I'm not aware of any such tutorial, and the macro language sections of assemblers' manuals only give rudimentary examples. I guess the writers of the manuals hope that from there you'll either see the possibilities and take off after they've given you the spark, or hope you already have experience from other assemblers. Unfortunately there are a lot of bad implementation examples out in the wild that dissuade people from even trying macros, and a lot of nay-saying from people who haven't thought through the possibilities afforded by conditional assembly in the macro definition. A fair amount of intelligence can be built into the macro definition by using conditional assembly, so you can write your macros to produce the most efficient code possible for each invocation's situation. (I can still imagine the macro language being made more intelligent though, to do even more, like to parse FORTRAN-like lines and spit out good assembly language.)
The best you'll be able to do without a stack is have variables in memory that are only used by the particularly routine, non-reëntrantly (which also means non-recursively). In simple applications, you might do fine. Otherwise, it's not a very good use of memory, and it's easy to tie yourself up in knots, especially if you try to have multiple routines use the same variable addresses to save memory with the idea that those routines won't ever need the variables at the same time.

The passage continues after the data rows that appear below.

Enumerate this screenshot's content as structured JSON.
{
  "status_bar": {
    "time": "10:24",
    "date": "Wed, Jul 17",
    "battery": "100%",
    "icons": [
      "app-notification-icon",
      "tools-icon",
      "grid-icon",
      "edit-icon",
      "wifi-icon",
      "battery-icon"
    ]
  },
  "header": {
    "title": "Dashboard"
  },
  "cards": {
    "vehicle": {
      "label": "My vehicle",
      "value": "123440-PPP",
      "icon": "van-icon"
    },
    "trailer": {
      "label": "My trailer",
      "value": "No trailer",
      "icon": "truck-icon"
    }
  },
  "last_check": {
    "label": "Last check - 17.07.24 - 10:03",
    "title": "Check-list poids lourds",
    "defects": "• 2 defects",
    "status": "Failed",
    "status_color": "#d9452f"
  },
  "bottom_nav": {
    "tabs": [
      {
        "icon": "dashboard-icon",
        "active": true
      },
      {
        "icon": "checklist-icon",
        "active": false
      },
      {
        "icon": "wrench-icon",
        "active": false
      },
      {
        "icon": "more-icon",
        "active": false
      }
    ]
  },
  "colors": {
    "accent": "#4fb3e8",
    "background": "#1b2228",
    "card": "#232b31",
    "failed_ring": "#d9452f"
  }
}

Almost inevitably, it eventually leads to trouble. Been there, done that (in my greener years).
Stacks really do solve a lot of problems, and in the case of structure macros, where you want to have nested structures of the same kind and have all the branching go to the right places, some sort of stack is mandatory (although in the assembly-language macros, it's done by the assembler during assembly time, not on the target computer at run time). These things are addressed in the treatise on 6502 stacks ("stacks" plural, not just the page-1 hardware stack) at http://wilsonminesco.com/stacks/ . Perhaps you got a bad introduction somewhere along the line that got you thinking that stacks are mysterious and complicated. They're not—at least not on the 6502. (I've brought a lot of products to market using PIC16C and PIC16F microcontrollers (and implemented my structure macros for them too), and their super-simple processor is very limited, and stacks do become cumbersome there, and in fact the programmer is not even allowed access to the hardware stack. That's not the case with the 6502.)
Since you're concerned about speed penalty: ADC $105,X in the hardware stack area for example takes the same number of cycles as ADC $105; and in ZP, ADC ZP,X takes only one more cycle than ADC <ZP>. You do have to set the X at the beginning of the routine, but then you can access the various local variables by changing only the base address which is part of the instruction, with no need to keep changing X. If you're concerned about speed though, it may be time to abandon the NMOS 6502, since the CMOS is several times as fast and has more instructions and addressing modes. (I realize that may not be an option if you're dealing with a C64.)
There's an undercurrent I'm sensing that I might come back to write about, if I can figure out how, regarding control and where the details are handled in the various levels of language.